Amélie se perdit dans ses souvenirs, prenant sans invitation la place de ses hypothèses concernant sa chasse actuelle. Elle se rappela d’avoir habitée avec son oncle qui, cet enfoiré, se faisait passer pour un enfant de cœur devant les invités. Elle se souvint quand Lucy, Brian, Liam et une fille dont le nom lui échappait désormais venaient dormir chez eux, avec leurs parents. Et évidemment, elle se remémora comme les images d’un doux rêves auxquels on se raccroche les quelques scènes qui, très claires, restaient à sa portée. Brian était l’adulte sur qui elle avait craqué, dont elle fuyait, rougissante, les yeux dont la couleur la fascinait, les siens reflétant un petit coup de cœur flagrant teinté d’une innocence juvénile propre aux petites filles réservées de son âge. Qu’elle avait été timide, gardant pour elle tous ses démons bien trop puissants pour une femme miniature encore si fragile.
Les années étaient passées et Brian et Amélie ne s’étaient jamais revus. Savait-il pour son oncle, ce salaud qui les avait hébergés ? Peu importait, en fait, ce dernier n’étant plus aucune importance dans l’esprit d’Amélie. Ce n’était qu’une histoire, la sienne, peut-être, mais trop de choses s’étaient passées depuis pour qu’elle ne pense à ce genre de scènes lointaines ou à ses acteurs sans avoir l’impression de tenter de se rappeler de fantômes.

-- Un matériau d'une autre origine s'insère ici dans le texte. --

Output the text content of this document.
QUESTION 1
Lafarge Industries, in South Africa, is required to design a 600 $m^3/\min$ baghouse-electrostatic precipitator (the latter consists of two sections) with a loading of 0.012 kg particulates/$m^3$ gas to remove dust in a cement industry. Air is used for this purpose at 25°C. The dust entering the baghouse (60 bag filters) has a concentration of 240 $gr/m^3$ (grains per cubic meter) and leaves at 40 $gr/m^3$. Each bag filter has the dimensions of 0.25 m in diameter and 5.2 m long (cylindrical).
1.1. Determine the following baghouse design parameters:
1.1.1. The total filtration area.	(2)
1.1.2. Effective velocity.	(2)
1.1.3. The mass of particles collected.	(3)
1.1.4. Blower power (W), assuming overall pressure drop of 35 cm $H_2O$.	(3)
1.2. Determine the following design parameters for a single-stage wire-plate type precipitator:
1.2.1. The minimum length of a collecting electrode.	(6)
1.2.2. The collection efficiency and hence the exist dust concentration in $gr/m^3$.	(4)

Brian était un de ses souvenirs qui était revenu dans sa réalité sans prévenir. Ses yeux s’étaient posés sur le chasseur et une enclume sembla être tombée sur la petite tête de la jeune femme. Les années ne l’avaient pas vraiment changé, presque fidèle au souvenir pourtant idéalisé du brunet. Amélie avait donné son deuxième prénom, inconnu de la plupart de ses connaissances pour ne pas être assimilée à la petite fille effrayée d’il y a presque dix ans et aussi, il fallait l’avouer, parce que c’était très amusant de mentir sur son identité à quelqu’un qui pourtant, vous connaissait. C’était un mensonge qui n’était pas destiné à durer, juste le temps que l’image de la femme qu’elle était devenue ne soit pas ternie par la pauvre petite orpheline maltraitée qui craquait sur le chasseur qui avait déjà passé la vingtaine. En attendant, pouvait-on vraiment être surpris ? Même maintenant, elle ne pouvait qu’admettre que Brian était trop séduisant pour être chasseur. Sans vouloir offenser qui que ce soit. Il fallait quand même arrêter de combattre l’apocalypse avec le genre de personnes qui pourrait envoûter une succube.
Dans un énième tour, le téléphone portable vola. Oh non.